Ante la pérdida de memoria de los ancianos y su secuela de olvidos que, con razón, tanto preocupan y angustian a sus familiares, conviene tener en cuenta que tal vez esa desmemoria les sirva, o incluso la utilicen deliberadamente, de anestésico para protegerse de los recuerdos y sus secuelas afectivas, desprenderse de sus ataduras y prepararse para el despegue.
En las travesías borrascosas -y la vejez lo es- hay que deslastrarse de lo que te impide marchar, como cuando en un viaje en tren, al arrancar, te has olvidado ya de quienes se quedan en el andén, llorando y agitando la mano.
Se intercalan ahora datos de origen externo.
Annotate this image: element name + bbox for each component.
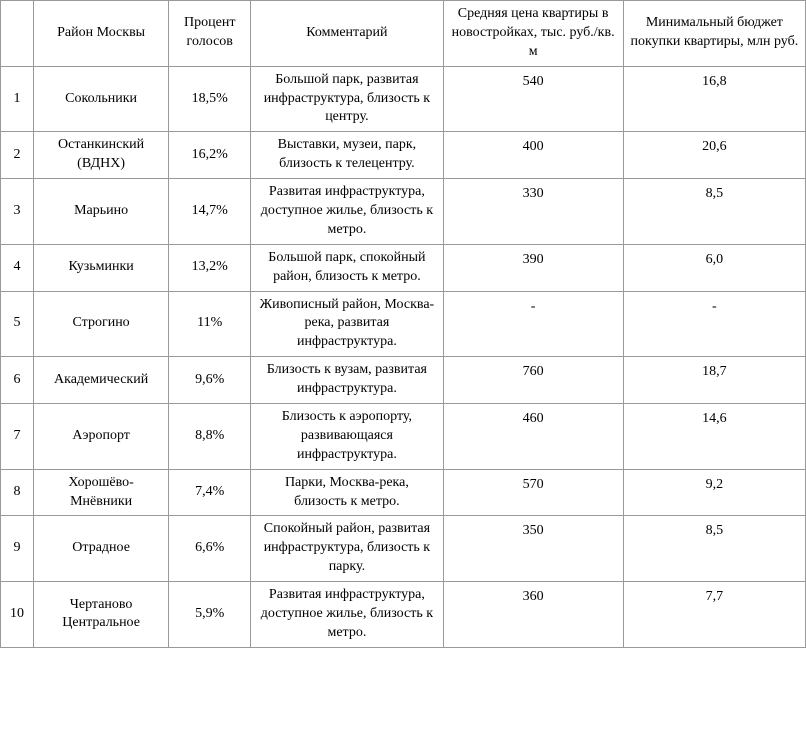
table-row: 10Чертаново Центральное5,9%Развитая инфр… bbox=[1, 582, 806, 648]
cell-price: 330 bbox=[443, 179, 623, 245]
cell-comment: Развитая инфраструктура, доступное жилье… bbox=[251, 179, 443, 245]
cell-percent: 14,7% bbox=[169, 179, 251, 245]
cell-budget: 6,0 bbox=[623, 244, 805, 291]
cell-budget: 7,7 bbox=[623, 582, 805, 648]
cell-comment: Спокойный район, развитая инфраструктура… bbox=[251, 516, 443, 582]
table-header-row: Район Москвы Процент голосов Комментарий… bbox=[1, 1, 806, 67]
cell-percent: 6,6% bbox=[169, 516, 251, 582]
cell-price: - bbox=[443, 291, 623, 357]
cell-budget: - bbox=[623, 291, 805, 357]
table-row: 6Академический9,6%Близость к вузам, разв… bbox=[1, 357, 806, 404]
cell-district: Академический bbox=[34, 357, 169, 404]
cell-district: Кузьминки bbox=[34, 244, 169, 291]
cell-comment: Парки, Москва-река, близость к метро. bbox=[251, 469, 443, 516]
cell-percent: 18,5% bbox=[169, 66, 251, 132]
cell-percent: 5,9% bbox=[169, 582, 251, 648]
table-body: 1Сокольники18,5%Большой парк, развитая и… bbox=[1, 66, 806, 647]
cell-district: Строгино bbox=[34, 291, 169, 357]
cell-district: Чертаново Центральное bbox=[34, 582, 169, 648]
table-row: 1Сокольники18,5%Большой парк, развитая и… bbox=[1, 66, 806, 132]
cell-price: 760 bbox=[443, 357, 623, 404]
col-header-budget: Минимальный бюджет покупки квартиры, млн… bbox=[623, 1, 805, 67]
cell-price: 350 bbox=[443, 516, 623, 582]
cell-budget: 9,2 bbox=[623, 469, 805, 516]
table-row: 4Кузьминки13,2%Большой парк, спокойный р… bbox=[1, 244, 806, 291]
cell-budget: 20,6 bbox=[623, 132, 805, 179]
cell-num: 8 bbox=[1, 469, 34, 516]
table-row: 2Останкинский (ВДНХ)16,2%Выставки, музеи… bbox=[1, 132, 806, 179]
cell-num: 9 bbox=[1, 516, 34, 582]
cell-num: 4 bbox=[1, 244, 34, 291]
cell-price: 460 bbox=[443, 404, 623, 470]
cell-percent: 16,2% bbox=[169, 132, 251, 179]
cell-comment: Выставки, музеи, парк, близость к телеце… bbox=[251, 132, 443, 179]
cell-num: 5 bbox=[1, 291, 34, 357]
cell-percent: 9,6% bbox=[169, 357, 251, 404]
col-header-price: Средняя цена квартиры в новостройках, ты… bbox=[443, 1, 623, 67]
cell-budget: 8,5 bbox=[623, 179, 805, 245]
cell-price: 400 bbox=[443, 132, 623, 179]
cell-price: 570 bbox=[443, 469, 623, 516]
col-header-percent: Процент голосов bbox=[169, 1, 251, 67]
col-header-district: Район Москвы bbox=[34, 1, 169, 67]
cell-num: 2 bbox=[1, 132, 34, 179]
table-row: 8Хорошёво-Мнёвники7,4%Парки, Москва-река… bbox=[1, 469, 806, 516]
cell-percent: 7,4% bbox=[169, 469, 251, 516]
cell-num: 7 bbox=[1, 404, 34, 470]
table-row: 9Отрадное6,6%Спокойный район, развитая и… bbox=[1, 516, 806, 582]
cell-district: Марьино bbox=[34, 179, 169, 245]
cell-budget: 18,7 bbox=[623, 357, 805, 404]
cell-comment: Развитая инфраструктура, доступное жилье… bbox=[251, 582, 443, 648]
col-header-num bbox=[1, 1, 34, 67]
cell-price: 540 bbox=[443, 66, 623, 132]
table-row: 3Марьино14,7%Развитая инфраструктура, до… bbox=[1, 179, 806, 245]
cell-num: 1 bbox=[1, 66, 34, 132]
cell-district: Сокольники bbox=[34, 66, 169, 132]
cell-comment: Близость к вузам, развитая инфраструктур… bbox=[251, 357, 443, 404]
cell-district: Хорошёво-Мнёвники bbox=[34, 469, 169, 516]
cell-num: 3 bbox=[1, 179, 34, 245]
cell-district: Останкинский (ВДНХ) bbox=[34, 132, 169, 179]
cell-num: 10 bbox=[1, 582, 34, 648]
cell-price: 390 bbox=[443, 244, 623, 291]
cell-comment: Большой парк, спокойный район, близость … bbox=[251, 244, 443, 291]
cell-budget: 8,5 bbox=[623, 516, 805, 582]
cell-comment: Большой парк, развитая инфраструктура, б… bbox=[251, 66, 443, 132]
cell-percent: 11% bbox=[169, 291, 251, 357]
cell-comment: Живописный район, Москва-река, развитая … bbox=[251, 291, 443, 357]
cell-district: Отрадное bbox=[34, 516, 169, 582]
table-row: 7Аэропорт8,8%Близость к аэропорту, разви… bbox=[1, 404, 806, 470]
cell-percent: 13,2% bbox=[169, 244, 251, 291]
cell-price: 360 bbox=[443, 582, 623, 648]
table-row: 5Строгино11%Живописный район, Москва-рек… bbox=[1, 291, 806, 357]
cell-num: 6 bbox=[1, 357, 34, 404]
cell-budget: 16,8 bbox=[623, 66, 805, 132]
cell-district: Аэропорт bbox=[34, 404, 169, 470]
cell-budget: 14,6 bbox=[623, 404, 805, 470]
col-header-comment: Комментарий bbox=[251, 1, 443, 67]
cell-percent: 8,8% bbox=[169, 404, 251, 470]
cell-comment: Близость к аэропорту, развивающаяся инфр… bbox=[251, 404, 443, 470]
districts-table: Район Москвы Процент голосов Комментарий… bbox=[0, 0, 806, 648]
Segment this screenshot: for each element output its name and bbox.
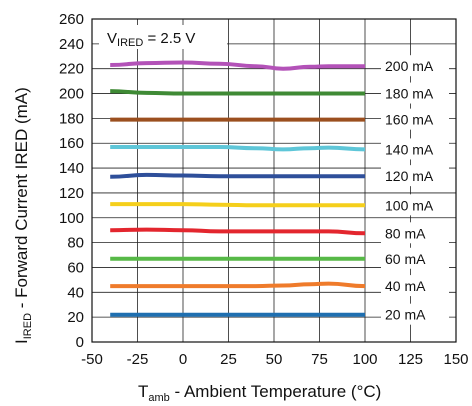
series-line-6 [110,145,366,152]
series-label-bg-6 [381,138,449,160]
x-tick-label-0: -50 [81,351,103,368]
series-label-bg-8 [381,82,449,104]
y-tick-label-13: 260 [59,11,84,28]
x-tick-label-3: 25 [220,351,237,368]
x-tick-label-7: 125 [398,351,423,368]
series-label-bg-1 [381,275,449,297]
series-label-9: 200 mA [385,58,434,74]
series-label-7: 160 mA [385,112,434,128]
y-tick-label-9: 180 [59,110,84,127]
series-label-bg-0 [381,303,449,325]
x-axis-title-rest: - Ambient Temperature (°C) [170,382,382,401]
series-label-0: 20 mA [385,307,426,323]
series-label-bg-4 [381,194,449,216]
annotation-rest: = 2.5 V [143,30,195,47]
series-line-4 [110,202,365,208]
series-label-bg-7 [381,108,449,130]
plot-frame [91,18,457,343]
y-tick-label-3: 60 [67,259,84,276]
series-label-2: 60 mA [385,251,426,267]
series-line-3 [110,227,366,236]
y-tick-label-6: 120 [59,185,84,202]
x-tick-label-4: 50 [266,351,283,368]
series-label-5: 120 mA [385,168,434,184]
x-tick-label-2: 0 [179,351,187,368]
y-tick-label-12: 240 [59,36,84,53]
series-line-5 [110,172,365,179]
series-label-bg-9 [381,55,449,77]
series-label-3: 80 mA [385,225,426,241]
y-tick-label-4: 80 [67,235,84,252]
series-label-4: 100 mA [385,197,434,213]
x-tick-label-5: 75 [311,351,328,368]
y-tick-label-10: 200 [59,86,84,103]
series-layer [110,60,366,317]
x-axis-title-sub: amb [148,392,169,404]
x-tick-label-6: 100 [352,351,377,368]
x-tick-labels: -50 -25 0 25 50 75 100 125 150 [81,351,468,368]
y-tick-label-11: 220 [59,61,84,78]
y-tick-label-2: 40 [67,284,84,301]
series-label-6: 140 mA [385,141,434,157]
annotation-box [99,25,227,49]
y-axis-title-rest: - Forward Current IRED (mA) [12,87,31,313]
y-axis-title: IIRED - Forward Current IRED (mA) [12,87,34,344]
y-tick-label-1: 20 [67,309,84,326]
series-label-8: 180 mA [385,86,434,102]
y-axis-title-main: I [12,339,31,344]
x-axis-title-main: T [138,382,148,401]
y-tick-label-7: 140 [59,160,84,177]
x-tick-label-8: 150 [443,351,468,368]
series-line-1 [110,281,366,289]
series-line-8 [110,89,366,96]
annotation-main: V [107,30,117,47]
series-label-bg-5 [381,165,449,187]
x-tick-label-1: -25 [127,351,149,368]
series-label-1: 40 mA [385,278,426,294]
y-axis-title-sub: IRED [22,313,34,339]
y-tick-label-0: 0 [76,334,84,351]
y-tick-label-8: 160 [59,135,84,152]
series-label-bg-2 [381,247,449,269]
y-tick-labels: 0 20 40 60 80 100 120 140 160 180 200 220 240 260 [59,11,84,351]
y-tick-label-5: 100 [59,210,84,227]
annotation: VIRED = 2.5 V [107,30,195,49]
series-label-bg-3 [381,222,449,244]
x-axis-title: Tamb - Ambient Temperature (°C) [138,382,381,404]
annotation-sub: IRED [117,37,143,49]
series-label-layer: 20 mA 40 mA 60 mA 80 mA 100 mA 120 mA 140 mA 16… [381,55,449,325]
series-line-9 [110,60,365,71]
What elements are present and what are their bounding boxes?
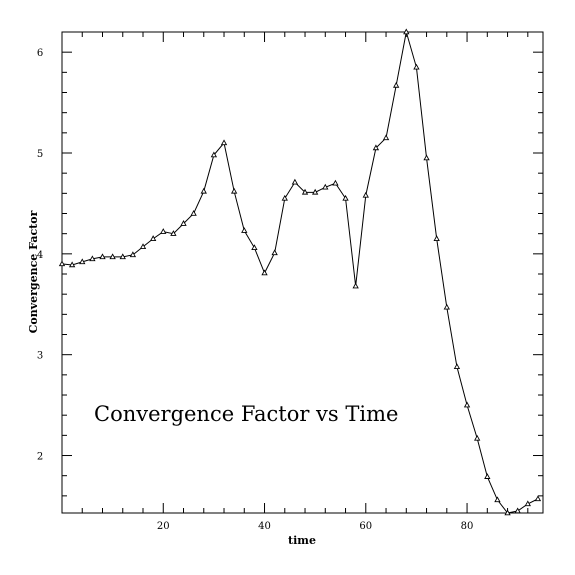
series-line: [61, 31, 539, 514]
data-point: [362, 191, 369, 198]
tick-labels: 20 40 60 80 2 3 4 5 6: [37, 48, 474, 532]
x-tick-label: 40: [258, 521, 271, 532]
data-point: [109, 253, 116, 260]
data-point: [433, 235, 440, 241]
data-point: [332, 179, 339, 186]
data-point: [170, 230, 177, 236]
data-point: [210, 151, 218, 158]
data-point: [190, 209, 197, 216]
data-point: [423, 154, 430, 161]
data-point: [494, 496, 501, 503]
data-point: [139, 243, 147, 250]
data-point: [99, 253, 106, 260]
plot-frame: [61, 31, 544, 514]
data-point: [463, 401, 471, 408]
data-point: [443, 303, 450, 310]
series-layer: [58, 28, 542, 516]
data-point: [200, 187, 207, 194]
data-point: [352, 282, 359, 289]
data-point: [251, 244, 258, 251]
data-point: [403, 28, 410, 35]
y-tick-label: 6: [37, 48, 43, 59]
data-point: [413, 63, 420, 70]
plot-border: [61, 31, 544, 514]
data-point: [261, 269, 268, 276]
data-point: [393, 81, 400, 88]
data-point: [241, 227, 248, 233]
x-axis-title: time: [288, 534, 316, 547]
x-tick-label: 80: [461, 521, 474, 532]
y-tick-label: 3: [37, 351, 43, 362]
data-point: [504, 509, 511, 516]
axis-ticks: [62, 31, 543, 513]
data-point: [129, 251, 137, 258]
data-point: [524, 500, 531, 507]
x-tick-label: 20: [157, 521, 170, 532]
x-tick-label: 60: [359, 521, 372, 532]
chart-annotation: Convergence Factor vs Time: [94, 402, 398, 426]
y-tick-label: 5: [37, 149, 43, 160]
data-point: [149, 235, 157, 241]
data-point: [534, 495, 542, 502]
data-point: [484, 473, 491, 479]
data-point: [58, 260, 66, 267]
y-tick-label: 2: [37, 452, 43, 463]
data-point: [474, 434, 481, 441]
y-tick-label: 4: [37, 250, 43, 261]
data-point: [180, 220, 187, 226]
data-point: [79, 258, 86, 265]
data-point: [119, 253, 126, 260]
data-point: [453, 363, 461, 370]
data-point: [291, 178, 299, 185]
data-point: [322, 183, 329, 190]
y-axis-title: Convergence Factor: [27, 210, 40, 333]
data-point: [372, 144, 380, 151]
data-point: [281, 194, 288, 201]
data-point: [220, 139, 228, 146]
data-point: [382, 134, 390, 141]
data-point: [160, 228, 167, 234]
data-point: [301, 188, 309, 195]
data-point: [271, 249, 278, 256]
data-point: [230, 187, 238, 194]
data-point: [514, 507, 521, 514]
data-point: [68, 261, 76, 268]
data-point: [89, 255, 96, 262]
data-point: [312, 188, 319, 195]
data-point: [342, 194, 349, 201]
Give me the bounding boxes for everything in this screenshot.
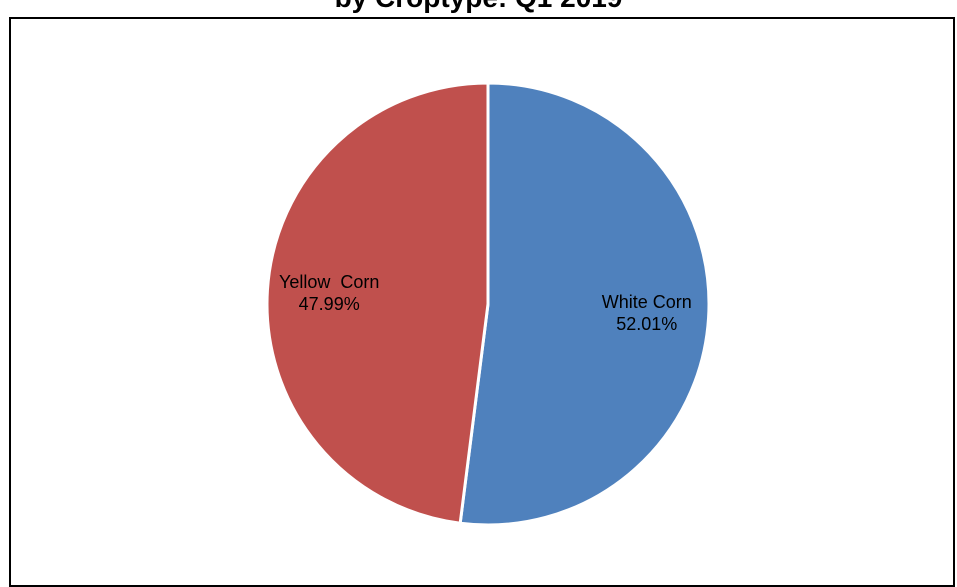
chart-title: by Croptype: Q1 2019 bbox=[0, 0, 957, 13]
pie-slice-white-corn bbox=[458, 81, 711, 527]
pie-slice-yellow-corn bbox=[265, 81, 490, 525]
slice-label-white-corn: White Corn 52.01% bbox=[602, 292, 692, 334]
slice-label-yellow-corn: Yellow Corn 47.99% bbox=[279, 272, 379, 314]
slice-percent-label: 52.01% bbox=[616, 314, 677, 334]
slice-percent-label: 47.99% bbox=[299, 294, 360, 314]
slice-category-label: Yellow Corn bbox=[279, 272, 379, 292]
slice-category-label: White Corn bbox=[602, 292, 692, 312]
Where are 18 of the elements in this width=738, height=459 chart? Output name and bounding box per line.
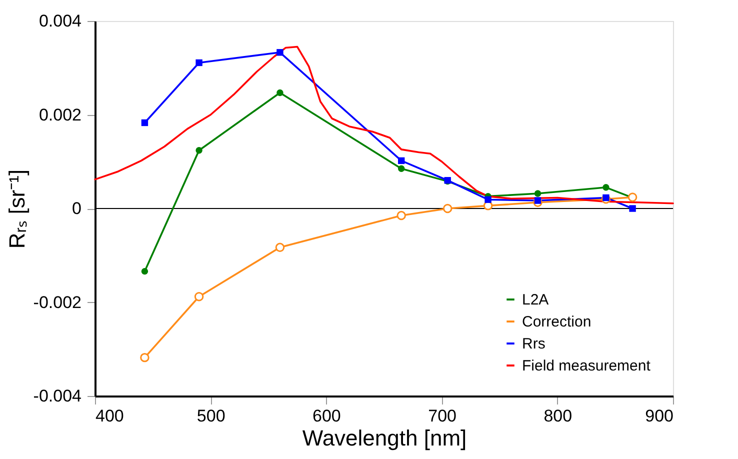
- legend-label: Rrs: [522, 336, 546, 352]
- legend-label: Field measurement: [522, 358, 652, 374]
- y-axis-title: Rᵣₛ [sr⁻¹]: [4, 169, 30, 249]
- x-tick-label: 900: [645, 406, 674, 426]
- legend-label: L2A: [522, 292, 549, 308]
- legend-label: Correction: [522, 314, 592, 330]
- x-tick-label: 700: [428, 406, 456, 426]
- y-tick-label: -0.002: [33, 292, 82, 312]
- x-tick-label: 500: [196, 406, 226, 426]
- x-tick-label: 600: [312, 406, 341, 426]
- x-axis-title: Wavelength [nm]: [302, 426, 467, 450]
- x-tick-label: 400: [96, 406, 124, 426]
- line-series: [94, 46, 674, 204]
- y-tick-label: -0.004: [33, 386, 82, 406]
- y-tick-label: 0.004: [38, 12, 82, 30]
- x-tick-label: 800: [544, 406, 572, 426]
- y-tick-label: 0.002: [38, 105, 82, 124]
- y-tick-label: 0: [72, 199, 82, 218]
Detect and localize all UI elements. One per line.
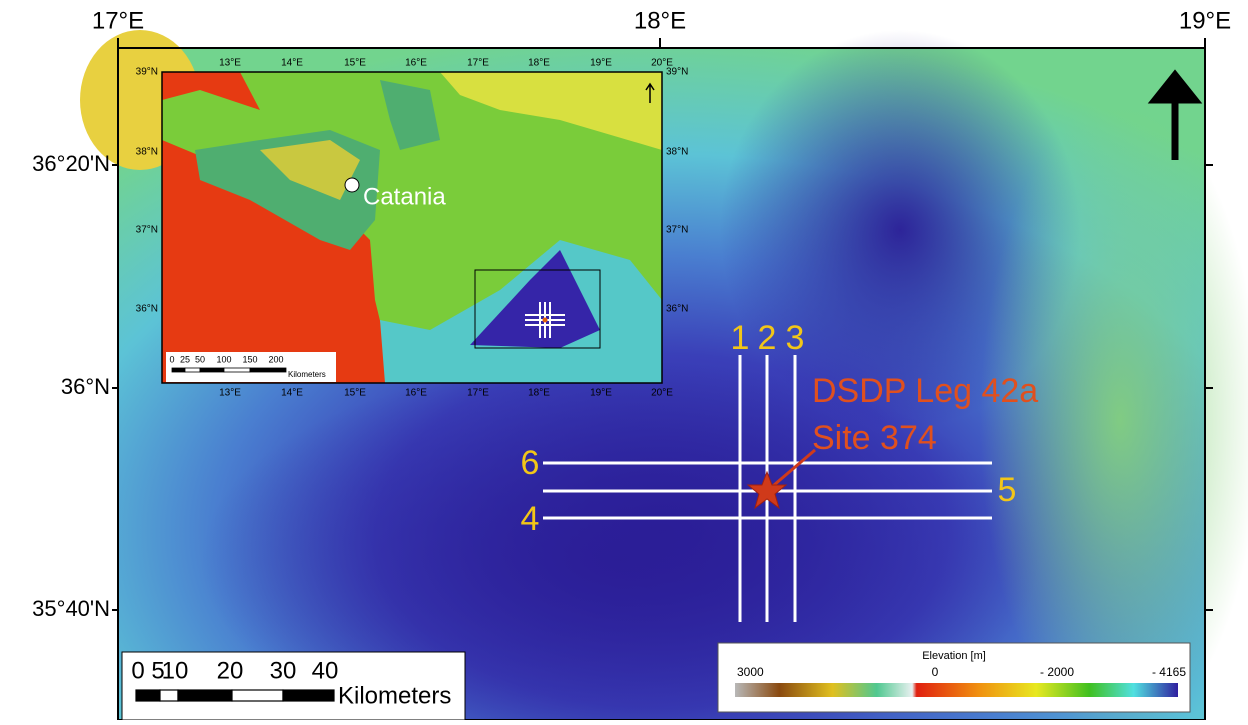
scale-label: 0 [131, 657, 144, 684]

Son ellos los que sufren, tú bogas.
En mi libro "La asamblea de los muertos" (Pre-Textos, 2000), presentaba a la muerte como un extraño y lejano país al que habrá que acudir en algún momento, una región de soledad y de sombras dónde, como en las antiguas posadas españolas, sólo encontraremos lo que llevemos puesto. Por eso, sus protagonistas, los muertos, se reúnen en asamblea general aleatoria, para, de sorpresa en sobresalto, abrirse paso entre los meandros de la muerte, intentando descubrir si en realidad esa muerte es una vida o si la vida es una muerte.
Y al sugerir que hay vida después de la muerte, sólo he querido apuntar la posibilidad de que si, como creían los celtas, la muerte es la mitad de una larga vida, ésta también se extinguirá y -lo sugirió Séneca- la muerte acabará definitivamente con la muerte.